Sunday, 11 May 2008
Sebastiao Salgado
In 1984 Sebastiao Salgado began a fifteen-month project of photographing the Sahel region of Africa in the countries of Chad, Ethiopia, Mali and Sudan, where approximately one million people died from extreme malnutrition. Working with the humanitarian organization Medecins Sans Frontieres, Salgado documented the enormous suffering and the great dignity of the refugees. Since then he has showed in different projects how human beings struggle because of military conflict, poverty, famine, overpopulation and other form of catastrophe.

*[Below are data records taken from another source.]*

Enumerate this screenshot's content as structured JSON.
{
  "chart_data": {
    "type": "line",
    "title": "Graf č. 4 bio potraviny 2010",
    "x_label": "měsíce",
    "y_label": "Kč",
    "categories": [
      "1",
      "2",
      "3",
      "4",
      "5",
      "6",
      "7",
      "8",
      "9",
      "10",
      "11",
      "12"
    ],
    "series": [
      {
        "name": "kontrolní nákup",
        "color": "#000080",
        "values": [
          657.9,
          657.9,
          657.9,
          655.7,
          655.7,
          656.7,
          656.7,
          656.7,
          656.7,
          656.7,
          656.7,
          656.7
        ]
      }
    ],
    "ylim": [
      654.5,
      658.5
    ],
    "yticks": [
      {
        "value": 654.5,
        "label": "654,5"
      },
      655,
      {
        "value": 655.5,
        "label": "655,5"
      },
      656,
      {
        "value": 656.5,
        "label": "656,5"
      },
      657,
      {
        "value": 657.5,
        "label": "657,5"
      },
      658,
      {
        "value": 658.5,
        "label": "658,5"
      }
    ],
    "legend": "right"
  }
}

Salgado explains: “ With documentary photography the difference is that the photographer must have a big concern, you must have a big ideological affinity with the subject you will be shooting, because if you don’t, you cannot remain sincere and empathetic for long. You must strongly identify with the subject”
Salgado’s body of work is one of the most exciting and inspirational for me so I am thinking already about the essay title number 9 “ Sebastiao Salgado weakens the force of his message by the sheer beauty of his images”. It raise very important issues about the nature of concerned photography and it questions whether Salgado’s photographs undermine rather than dignify his subjects and his intentions of social awareness and change. Also very interesting and worth researching are the issues of curatorial practice in presenting documentary photography as art, and the use of visual quality and aesthetic beauty as hook to audiences.